Enviada em 20/12/2020

No filme “Você não estava aqui”, o protagonista é seduzido pela ideia de ser o seu próprio chefe. Entretanto, ela mostra-se não tão aprazível quando coloca a vida dele em risco e retira diversos de seus direitos. Essa é a realidade de milhares de brasileiros. Então, é preciso observar as causas e consequências desse fenômeno, a fim de encontrar alternativas.

Em primeira análise, consideram-se as origens do problema. Desde o advento da internet, as relações interpessoais se transformaram profundamente. Somado a grandes crises econômicas que atingiram o mundo nas últimas décadas, esses fatores criaram oportunidades de trabalho à margem do Estado. Sob essa perspectiva, percebe-se um grande movimento de precarização e informalização desses trabalhadores, que voltam-se a essas vagas pois não encontram espaço no mercado formal.

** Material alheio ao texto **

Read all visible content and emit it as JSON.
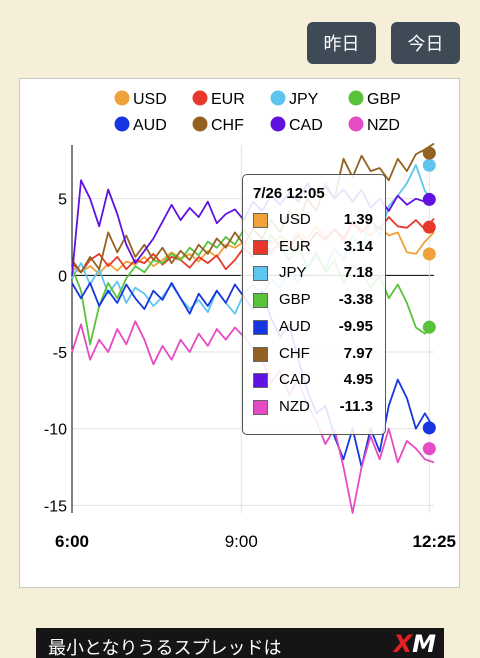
{
  "buttons": {
    "yesterday": "昨日",
    "today": "今日"
  },
  "colors": {
    "USD": "#f0a23a",
    "EUR": "#e8382c",
    "JPY": "#5ec5f0",
    "GBP": "#57c23a",
    "AUD": "#1736e0",
    "CHF": "#946220",
    "CAD": "#6012e0",
    "NZD": "#e54bc2"
  },
  "tooltip": {
    "title": "7/26 12:05",
    "rows": [
      {
        "code": "USD",
        "value": "1.39"
      },
      {
        "code": "EUR",
        "value": "3.14"
      },
      {
        "code": "JPY",
        "value": "7.18"
      },
      {
        "code": "GBP",
        "value": "-3.38"
      },
      {
        "code": "AUD",
        "value": "-9.95"
      },
      {
        "code": "CHF",
        "value": "7.97"
      },
      {
        "code": "CAD",
        "value": "4.95"
      },
      {
        "code": "NZD",
        "value": "-11.3"
      }
    ]
  },
  "ad": {
    "text": "最小となりうるスプレッドは",
    "logo_x": "X",
    "logo_m": "M"
  },
  "chart_data": {
    "type": "line",
    "x_ticks": [
      "6:00",
      "9:00",
      "12:25"
    ],
    "y_ticks": [
      5,
      0,
      -5,
      -10,
      -15
    ],
    "ylim": [
      -15.5,
      8.5
    ],
    "x_range_minutes": [
      0,
      385
    ],
    "hover_minute": 380,
    "legend": [
      "USD",
      "EUR",
      "JPY",
      "GBP",
      "AUD",
      "CHF",
      "CAD",
      "NZD"
    ],
    "legend_position": "top",
    "grid": true,
    "series": [
      {
        "name": "USD",
        "values": [
          0.5,
          0.2,
          0.6,
          0.1,
          0.8,
          0.3,
          0.9,
          0.7,
          1.2,
          0.6,
          1.0,
          1.5,
          1.1,
          1.4,
          0.9,
          1.6,
          1.2,
          2.0,
          1.8,
          2.2,
          1.6,
          2.5,
          2.0,
          2.6,
          2.1,
          2.8,
          2.4,
          3.2,
          2.5,
          3.0,
          2.2,
          3.6,
          3.0,
          2.6,
          3.2,
          2.6,
          2.8,
          1.5,
          1.4,
          2.2,
          2.8
        ]
      },
      {
        "name": "EUR",
        "values": [
          0.8,
          0.2,
          1.0,
          1.4,
          0.6,
          1.2,
          0.4,
          1.0,
          0.8,
          1.4,
          0.7,
          1.2,
          1.0,
          0.5,
          1.2,
          0.8,
          1.3,
          0.4,
          1.0,
          1.8,
          1.2,
          2.0,
          1.5,
          2.2,
          1.8,
          2.6,
          2.0,
          2.8,
          2.3,
          3.0,
          2.4,
          3.4,
          2.8,
          3.5,
          3.0,
          3.8,
          3.2,
          3.1,
          3.6,
          3.0,
          3.7
        ]
      },
      {
        "name": "JPY",
        "values": [
          -0.2,
          0.8,
          -0.6,
          0.4,
          -1.2,
          -0.4,
          -1.8,
          -0.8,
          -1.2,
          -2.0,
          -1.4,
          -0.6,
          -1.5,
          -2.2,
          -1.6,
          -2.4,
          -1.0,
          -1.8,
          -2.5,
          -1.2,
          -0.6,
          -1.4,
          -0.2,
          -0.8,
          0.3,
          -0.5,
          0.6,
          1.2,
          0.4,
          1.8,
          1.0,
          2.6,
          1.8,
          3.6,
          2.6,
          4.5,
          5.2,
          6.0,
          7.2,
          5.5,
          4.8
        ]
      },
      {
        "name": "GBP",
        "values": [
          0.5,
          -1.0,
          -4.5,
          -2.0,
          -0.5,
          -1.5,
          -0.2,
          0.6,
          0.2,
          1.0,
          0.8,
          1.4,
          1.0,
          1.8,
          1.3,
          2.2,
          1.8,
          2.5,
          2.0,
          3.0,
          2.2,
          1.5,
          2.6,
          1.8,
          1.0,
          2.0,
          0.5,
          1.5,
          0.2,
          1.0,
          -0.5,
          0.6,
          0.2,
          -0.8,
          0.0,
          -1.5,
          -0.6,
          -1.8,
          -3.4,
          -3.8,
          -3.2
        ]
      },
      {
        "name": "AUD",
        "values": [
          -0.5,
          -1.5,
          -0.5,
          -2.0,
          -1.0,
          -1.8,
          -0.6,
          -1.5,
          -2.2,
          -1.0,
          -1.6,
          -0.5,
          -1.5,
          -2.5,
          -1.2,
          -2.0,
          -1.0,
          -1.8,
          -0.6,
          -1.4,
          -2.2,
          -1.0,
          -2.8,
          -4.0,
          -3.2,
          -5.5,
          -7.5,
          -9.0,
          -8.5,
          -10.5,
          -12.0,
          -10.0,
          -12.5,
          -10.0,
          -11.5,
          -8.5,
          -6.8,
          -8.0,
          -10.0,
          -9.0,
          -10.0
        ]
      },
      {
        "name": "CHF",
        "values": [
          1.0,
          0.2,
          1.2,
          0.4,
          2.8,
          1.5,
          2.6,
          1.2,
          2.0,
          1.0,
          1.8,
          0.8,
          1.6,
          1.0,
          2.0,
          1.4,
          2.4,
          1.8,
          2.8,
          2.0,
          3.0,
          2.4,
          3.6,
          2.8,
          4.2,
          3.4,
          5.0,
          4.2,
          6.0,
          5.0,
          7.6,
          6.4,
          7.8,
          6.8,
          7.0,
          6.2,
          7.6,
          6.8,
          7.9,
          8.2,
          8.6
        ]
      },
      {
        "name": "CAD",
        "values": [
          0.0,
          6.2,
          5.0,
          3.2,
          5.6,
          4.0,
          2.0,
          0.8,
          1.6,
          2.4,
          3.5,
          4.6,
          3.6,
          4.4,
          3.8,
          4.8,
          3.4,
          4.0,
          4.3,
          3.6,
          4.8,
          4.2,
          5.2,
          4.6,
          5.4,
          4.8,
          6.0,
          5.2,
          5.8,
          5.0,
          5.6,
          4.8,
          5.6,
          4.4,
          5.0,
          4.2,
          5.2,
          4.6,
          5.0,
          4.8,
          5.0
        ]
      },
      {
        "name": "NZD",
        "values": [
          -5.0,
          -3.2,
          -5.5,
          -4.2,
          -5.0,
          -3.5,
          -4.5,
          -3.0,
          -4.2,
          -5.8,
          -4.6,
          -5.5,
          -4.2,
          -5.0,
          -3.8,
          -4.6,
          -3.5,
          -4.2,
          -3.4,
          -4.0,
          -4.8,
          -5.5,
          -7.0,
          -6.2,
          -7.8,
          -6.8,
          -8.5,
          -9.5,
          -11.0,
          -10.0,
          -12.5,
          -15.5,
          -12.5,
          -10.5,
          -12.0,
          -10.0,
          -12.2,
          -10.8,
          -11.3,
          -12.0,
          -12.2
        ]
      }
    ]
  }
}
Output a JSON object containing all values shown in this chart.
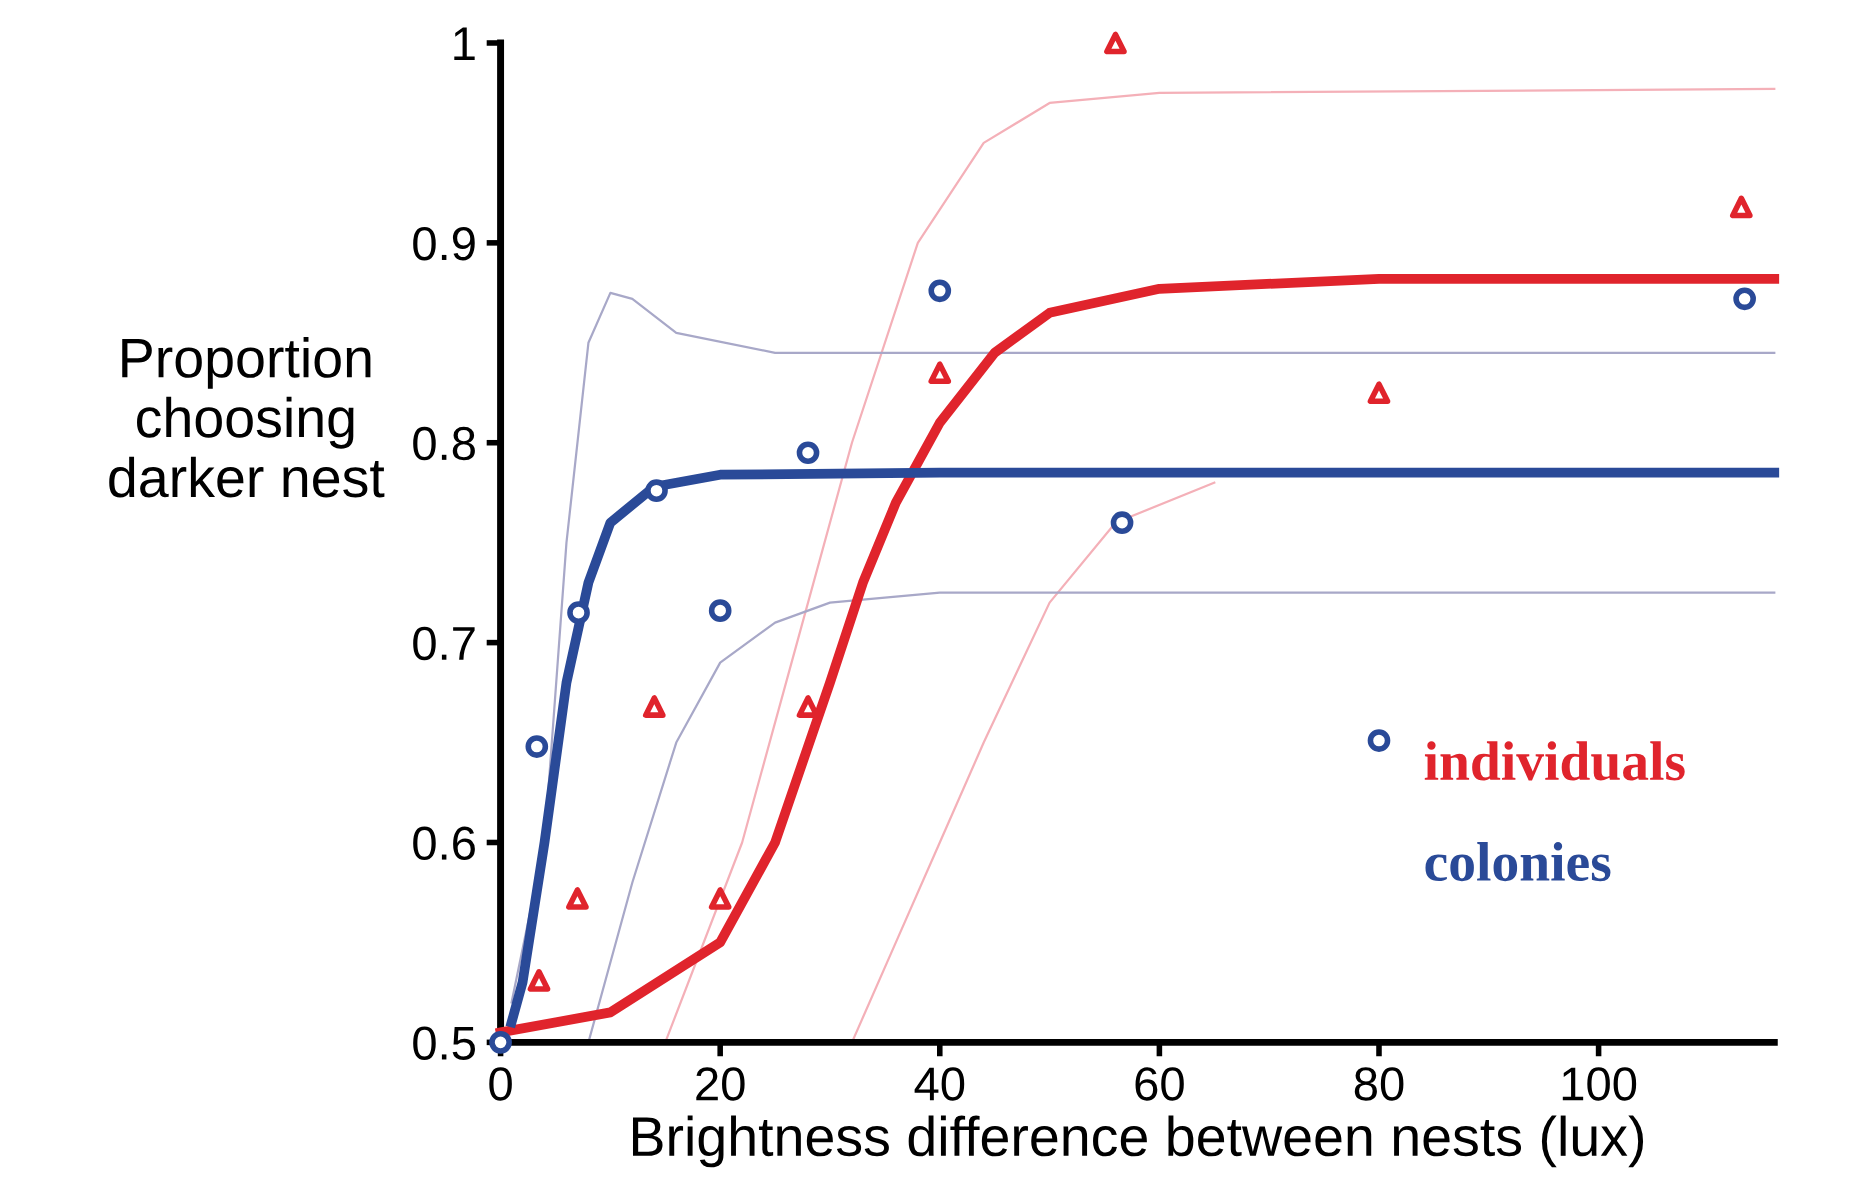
{
  "chart_data": {
    "type": "scatter",
    "xlabel": "Brightness difference between nests (lux)",
    "ylabel": "Proportion\nchoosing\ndarker nest",
    "xlim": [
      0,
      116
    ],
    "ylim": [
      0.5,
      1
    ],
    "xticks": [
      0,
      20,
      40,
      60,
      80,
      100
    ],
    "yticks": [
      0.5,
      0.6,
      0.7,
      0.8,
      0.9,
      1
    ],
    "grid": false,
    "legend": "bottom right",
    "series": [
      {
        "type": "line",
        "color": "#f4b0b8",
        "x": [
          15,
          22,
          27,
          32,
          38,
          44,
          50,
          60,
          116
        ],
        "values": [
          0.5,
          0.6,
          0.7,
          0.8,
          0.9,
          0.95,
          0.97,
          0.975,
          0.977
        ]
      },
      {
        "type": "line",
        "color": "#f4b0b8",
        "x": [
          32,
          36,
          40,
          44,
          50,
          56,
          65
        ],
        "values": [
          0.5,
          0.55,
          0.6,
          0.65,
          0.72,
          0.76,
          0.78
        ]
      },
      {
        "type": "line",
        "color": "#a8a8c8",
        "x": [
          1,
          4,
          6,
          8,
          10,
          12,
          16,
          25,
          116
        ],
        "values": [
          0.52,
          0.6,
          0.75,
          0.85,
          0.875,
          0.872,
          0.855,
          0.845,
          0.845
        ]
      },
      {
        "type": "line",
        "color": "#a8a8c8",
        "x": [
          8,
          12,
          16,
          20,
          25,
          30,
          40,
          116
        ],
        "values": [
          0.5,
          0.58,
          0.65,
          0.69,
          0.71,
          0.72,
          0.725,
          0.725
        ]
      },
      {
        "type": "line",
        "name": "individuals",
        "color": "#e0242c",
        "line_style": "solid",
        "x": [
          0,
          10,
          20,
          25,
          30,
          33,
          36,
          40,
          45,
          50,
          60,
          80,
          116
        ],
        "values": [
          0.505,
          0.515,
          0.55,
          0.6,
          0.68,
          0.73,
          0.77,
          0.81,
          0.845,
          0.865,
          0.877,
          0.882,
          0.882
        ]
      },
      {
        "type": "line",
        "name": "colonies",
        "color": "#2a4a98",
        "line_style": "solid",
        "x": [
          1,
          2,
          4,
          6,
          8,
          10,
          14,
          20,
          40,
          116
        ],
        "values": [
          0.51,
          0.53,
          0.6,
          0.68,
          0.73,
          0.76,
          0.778,
          0.784,
          0.785,
          0.785
        ]
      },
      {
        "marker": "triangle",
        "color": "#e0242c",
        "x": [
          3.5,
          7,
          14,
          20,
          28,
          40,
          56,
          80,
          113
        ],
        "values": [
          0.531,
          0.572,
          0.668,
          0.572,
          0.668,
          0.835,
          1.0,
          0.825,
          0.918
        ]
      },
      {
        "marker": "circle",
        "color": "#2a4a98",
        "x": [
          0,
          3.3,
          7.1,
          14.2,
          20,
          28,
          40,
          56.6,
          80,
          113.3
        ],
        "values": [
          0.5,
          0.648,
          0.715,
          0.776,
          0.716,
          0.795,
          0.876,
          0.76,
          0.651,
          0.872
        ]
      }
    ]
  }
}
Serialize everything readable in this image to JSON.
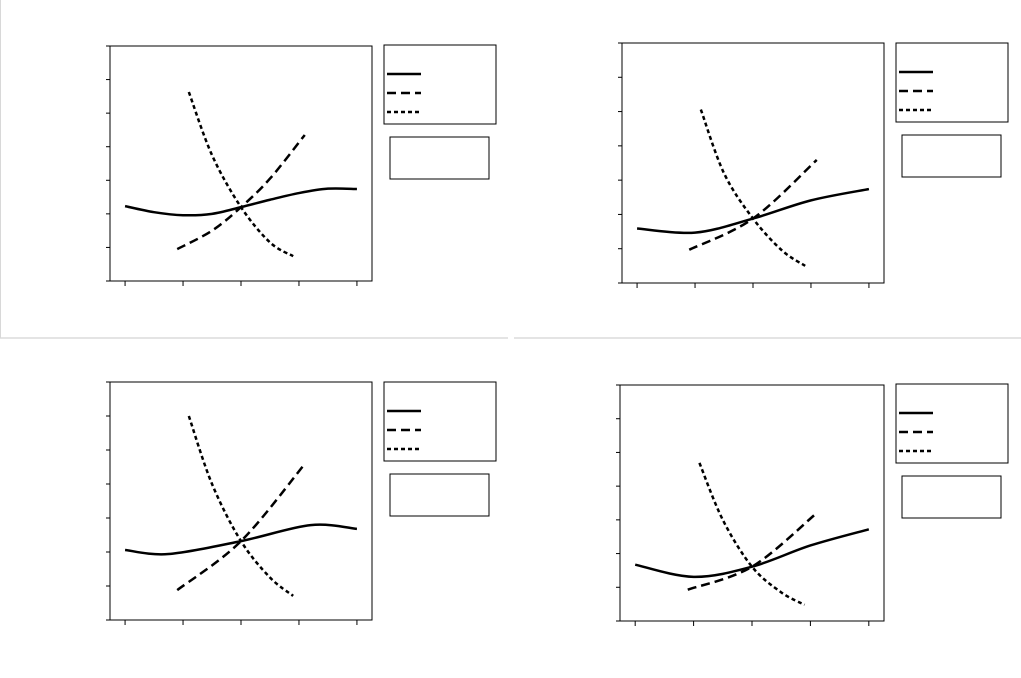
{
  "chart_data": [
    {
      "type": "line",
      "xlim": [
        -0.26,
        4.26
      ],
      "ylim": [
        0,
        7
      ],
      "xticks": [
        0,
        1,
        2,
        3,
        4
      ],
      "yticks": [
        0,
        1,
        2,
        3,
        4,
        5,
        6,
        7
      ],
      "series": [
        {
          "color": "#000000",
          "dash": "solid",
          "x": [
            0,
            0.5,
            1,
            1.5,
            2,
            2.5,
            3,
            3.5,
            4
          ],
          "values": [
            2.23,
            2.05,
            1.96,
            2.0,
            2.2,
            2.42,
            2.62,
            2.75,
            2.74
          ]
        },
        {
          "color": "#000000",
          "dash": "dashed",
          "x": [
            0.9,
            1.5,
            2,
            2.5,
            3.1
          ],
          "values": [
            0.95,
            1.5,
            2.2,
            3.05,
            4.35
          ]
        },
        {
          "color": "#000000",
          "dash": "dotted",
          "x": [
            1.1,
            1.5,
            2,
            2.5,
            2.9
          ],
          "values": [
            5.63,
            3.75,
            2.2,
            1.15,
            0.74
          ]
        }
      ]
    },
    {
      "type": "line",
      "xlim": [
        -0.26,
        4.26
      ],
      "ylim": [
        0,
        7
      ],
      "xticks": [
        0,
        1,
        2,
        3,
        4
      ],
      "yticks": [
        0,
        1,
        2,
        3,
        4,
        5,
        6,
        7
      ],
      "series": [
        {
          "color": "#000000",
          "dash": "solid",
          "x": [
            0,
            1,
            2,
            3,
            4
          ],
          "values": [
            1.59,
            1.47,
            1.88,
            2.41,
            2.74
          ]
        },
        {
          "color": "#000000",
          "dash": "dashed",
          "x": [
            0.9,
            2,
            3.1
          ],
          "values": [
            0.97,
            1.88,
            3.59
          ]
        },
        {
          "color": "#000000",
          "dash": "dotted",
          "x": [
            1.1,
            1.5,
            2,
            2.5,
            2.9
          ],
          "values": [
            5.06,
            3.2,
            1.88,
            0.95,
            0.5
          ]
        }
      ]
    },
    {
      "type": "line",
      "xlim": [
        -0.26,
        4.26
      ],
      "ylim": [
        0,
        7
      ],
      "xticks": [
        0,
        1,
        2,
        3,
        4
      ],
      "yticks": [
        0,
        1,
        2,
        3,
        4,
        5,
        6,
        7
      ],
      "series": [
        {
          "color": "#000000",
          "dash": "solid",
          "x": [
            0,
            0.75,
            2,
            3.2,
            4
          ],
          "values": [
            2.06,
            1.94,
            2.32,
            2.79,
            2.68
          ]
        },
        {
          "color": "#000000",
          "dash": "dashed",
          "x": [
            0.9,
            2,
            3.1
          ],
          "values": [
            0.88,
            2.32,
            4.59
          ]
        },
        {
          "color": "#000000",
          "dash": "dotted",
          "x": [
            1.1,
            1.5,
            2,
            2.5,
            2.9
          ],
          "values": [
            6.0,
            4.0,
            2.32,
            1.25,
            0.71
          ]
        }
      ]
    },
    {
      "type": "line",
      "xlim": [
        -0.26,
        4.26
      ],
      "ylim": [
        0,
        7
      ],
      "xticks": [
        0,
        1,
        2,
        3,
        4
      ],
      "yticks": [
        0,
        1,
        2,
        3,
        4,
        5,
        6,
        7
      ],
      "series": [
        {
          "color": "#000000",
          "dash": "solid",
          "x": [
            0,
            1,
            2,
            3,
            4
          ],
          "values": [
            1.67,
            1.31,
            1.61,
            2.24,
            2.72
          ]
        },
        {
          "color": "#000000",
          "dash": "dashed",
          "x": [
            0.9,
            2,
            3.1
          ],
          "values": [
            0.93,
            1.61,
            3.19
          ]
        },
        {
          "color": "#000000",
          "dash": "dotted",
          "x": [
            1.1,
            1.5,
            2,
            2.5,
            2.9
          ],
          "values": [
            4.69,
            3.0,
            1.61,
            0.85,
            0.48
          ]
        }
      ]
    }
  ]
}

Em segunda análise, vêem-se os desdobramentos dessa condição. Os trabalhadores ficam reféns de algoritimos e possuem jornadas de trabalho exaustivas para cumprir metas absurdas. Além disso, não há direitos assegurados ou possibilidades de negociação, já que não existe um patrão. Outrossim, intensifica-se a alienação trabalhista, pois o indivíduo não encontra dignidade ou satisfação pessoal no serviço em que exerce. Logo, todas esse cenário contribui para uma exaustão física e mental dos cidadãos, além de uma maior vulnerabilidade.

Em suma, constata-se a evolução constante desse ofício, que cresce junto com a tecnologia e com a globalização. Deste modo, é dever da Secretária do Trabalho, responsável pelas condições empregatícias, regular a nova forma de labor que surge e se expande. Isso deve ser feito por meio da definição da jornada de trabalho e exigência de férias, proteção social e seguro-desemprego, a fim de criar-se uma sociedade segura e consciente.